Insistence is made in brief of counsel that the court erred in refusing to give, at the request of defendant in writing, charge No. 4. No citation of authority supports this contention, and the court is left to its own resources in searching the hundreds of charges of this and similar nature for authority either pro or con.
This identical charge was held to be the law in Burton's Case, 107 Ala. 108, 18 So. 284, and in Pickens' Case, 115 Ala. 42,22 So. 551. The ruling in the Burton Case, and other cases following the ruling there, have been overruled, and the charge is now condemned. Shelton v. State, 144 Ala. 106, 42 So. 30; Jones v. State, 181 Ala. 63, 61 So. 434; Shorter v. State,209 Ala. 678, 96 So. 890.
There being no prejudicial error on the trial of the case, the judgment of conviction is affirmed.

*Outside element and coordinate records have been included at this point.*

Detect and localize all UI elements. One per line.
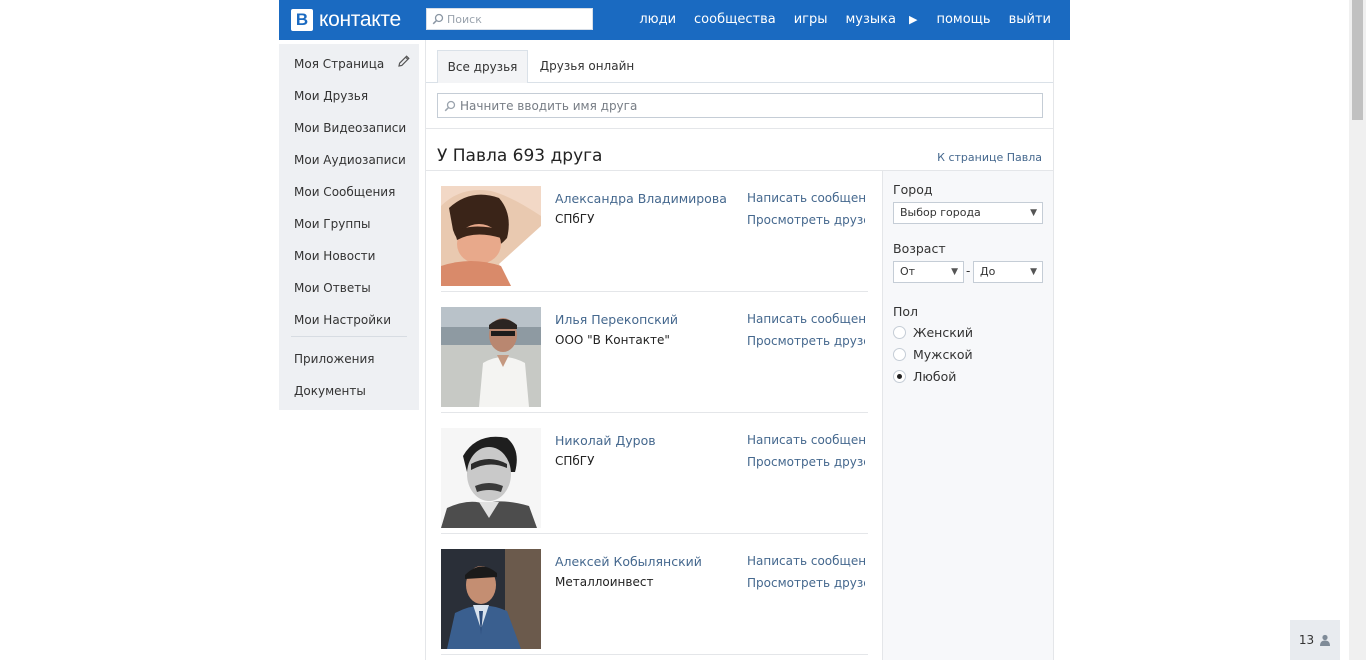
friend-org: СПбГУ: [555, 212, 595, 226]
city-select-value: Выбор города: [900, 206, 981, 219]
nav-communities[interactable]: сообщества: [685, 0, 785, 40]
user-icon: [1320, 634, 1331, 646]
view-friends-link[interactable]: Просмотреть друзей: [747, 576, 865, 590]
friend-list: Александра Владимирова СПбГУ Написать со…: [441, 171, 868, 655]
top-search-input[interactable]: [447, 12, 587, 26]
gender-option-any[interactable]: Любой: [893, 367, 956, 385]
gender-option-male[interactable]: Мужской: [893, 345, 973, 363]
friend-name[interactable]: Илья Перекопский: [555, 312, 678, 327]
view-friends-link[interactable]: Просмотреть друзей: [747, 334, 865, 348]
age-to-value: До: [980, 265, 996, 278]
sidebar-item-documents[interactable]: Документы: [294, 381, 366, 401]
search-icon: [432, 13, 444, 25]
sidebar-item-apps[interactable]: Приложения: [294, 349, 375, 369]
sidebar-item-videos[interactable]: Мои Видеозаписи: [294, 118, 406, 138]
logo-mark: B: [291, 9, 313, 31]
radio-label: Любой: [913, 368, 957, 384]
logo-text: контакте: [319, 8, 401, 31]
friends-count-title: У Павла 693 друга: [437, 146, 603, 166]
online-counter[interactable]: 13: [1290, 620, 1340, 660]
friend-search-input[interactable]: [460, 98, 1030, 113]
friend-name[interactable]: Алексей Кобылянский: [555, 554, 702, 569]
age-label: Возраст: [893, 241, 946, 256]
city-label: Город: [893, 182, 933, 197]
friend-org: ООО "В Контакте": [555, 333, 670, 347]
top-bar: B контакте люди сообщества игры музыка ▶…: [279, 0, 1070, 40]
write-message-link[interactable]: Написать сообщение: [747, 191, 865, 205]
friend-name[interactable]: Александра Владимирова: [555, 191, 727, 206]
age-dash: -: [966, 264, 971, 278]
sidebar-item-groups[interactable]: Мои Группы: [294, 214, 371, 234]
gender-label: Пол: [893, 304, 919, 319]
friend-row: Николай Дуров СПбГУ Написать сообщение П…: [441, 413, 868, 534]
radio-button[interactable]: [893, 325, 906, 339]
write-message-link[interactable]: Написать сообщение: [747, 312, 865, 326]
sidebar-item-settings[interactable]: Мои Настройки: [294, 310, 391, 330]
friend-row: Илья Перекопский ООО "В Контакте" Написа…: [441, 292, 868, 413]
chevron-down-icon: ▼: [951, 267, 958, 277]
age-to-select[interactable]: До ▼: [973, 261, 1043, 283]
friend-name[interactable]: Николай Дуров: [555, 433, 656, 448]
vk-logo[interactable]: B контакте: [291, 8, 401, 32]
radio-label: Женский: [913, 324, 973, 340]
play-icon[interactable]: ▶: [905, 0, 927, 40]
tab-all-friends[interactable]: Все друзья: [437, 50, 528, 83]
chevron-down-icon: ▼: [1030, 267, 1037, 277]
scrollbar-thumb[interactable]: [1352, 0, 1363, 120]
divider: [426, 128, 1053, 129]
sidebar-item-answers[interactable]: Мои Ответы: [294, 278, 371, 298]
view-friends-link[interactable]: Просмотреть друзей: [747, 213, 865, 227]
filters-panel: Город Выбор города ▼ Возраст От ▼ - До ▼…: [882, 171, 1053, 660]
top-search-box[interactable]: [426, 8, 593, 30]
chevron-down-icon: ▼: [1030, 208, 1037, 218]
write-message-link[interactable]: Написать сообщение: [747, 554, 865, 568]
view-friends-link[interactable]: Просмотреть друзей: [747, 455, 865, 469]
sidebar-item-news[interactable]: Мои Новости: [294, 246, 375, 266]
to-user-page-link[interactable]: К странице Павла: [937, 151, 1042, 164]
tab-friends-online[interactable]: Друзья онлайн: [532, 50, 642, 83]
tabs-row: Все друзья Друзья онлайн: [426, 40, 1053, 83]
counter-value: 13: [1298, 633, 1315, 647]
nav-people[interactable]: люди: [630, 0, 685, 40]
friend-avatar[interactable]: [441, 186, 541, 286]
top-nav: люди сообщества игры музыка ▶ помощь вый…: [630, 0, 1070, 40]
age-from-select[interactable]: От ▼: [893, 261, 964, 283]
friend-row: Алексей Кобылянский Металлоинвест Написа…: [441, 534, 868, 655]
sidebar-item-messages[interactable]: Мои Сообщения: [294, 182, 395, 202]
friend-avatar[interactable]: [441, 428, 541, 528]
friends-panel: Все друзья Друзья онлайн У Павла 693 дру…: [425, 40, 1054, 660]
nav-help[interactable]: помощь: [927, 0, 999, 40]
sidebar-item-my-page[interactable]: Моя Страница: [294, 54, 384, 74]
nav-logout[interactable]: выйти: [1000, 0, 1070, 40]
nav-games[interactable]: игры: [785, 0, 837, 40]
friend-avatar[interactable]: [441, 549, 541, 649]
friend-org: Металлоинвест: [555, 575, 654, 589]
nav-music[interactable]: музыка: [837, 0, 906, 40]
radio-button[interactable]: [893, 347, 906, 361]
search-icon: [444, 100, 456, 111]
sidebar-item-friends[interactable]: Мои Друзья: [294, 86, 368, 106]
sidebar-divider: [291, 336, 407, 337]
friend-org: СПбГУ: [555, 454, 595, 468]
age-from-value: От: [900, 265, 916, 278]
left-sidebar: Моя Страница Мои Друзья Мои Видеозаписи …: [279, 44, 419, 410]
radio-label: Мужской: [913, 346, 973, 362]
friend-row: Александра Владимирова СПбГУ Написать со…: [441, 171, 868, 292]
radio-button-checked[interactable]: [893, 369, 906, 383]
friend-avatar[interactable]: [441, 307, 541, 407]
gender-option-female[interactable]: Женский: [893, 323, 973, 341]
sidebar-item-audio[interactable]: Мои Аудиозаписи: [294, 150, 406, 170]
page-scrollbar[interactable]: [1349, 0, 1366, 660]
pencil-icon[interactable]: [397, 54, 411, 68]
city-select[interactable]: Выбор города ▼: [893, 202, 1043, 224]
write-message-link[interactable]: Написать сообщение: [747, 433, 865, 447]
friend-search-box[interactable]: [437, 93, 1043, 118]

The sentence is erroneous, in that: *Page 595 (1) There is no verdict of the jury to sustain the sentence of 20 days to pay a fine of $50. The verdict did not fix any fine, only finding the defendant guilty as charged. (2) The sentence to hard labor to pay the costs is not definite as to time, as is required by section 5291 of the Code of 1923. While other forms of sentence have been affirmed, trial courts should follow the direction of the Supreme Court in Evans v. State,109 Ala. 11, 25, 19 So. 535. The judgment is remanded, for proper sentence in conformity to the foregoing.
Affirmed, and remanded for sentence.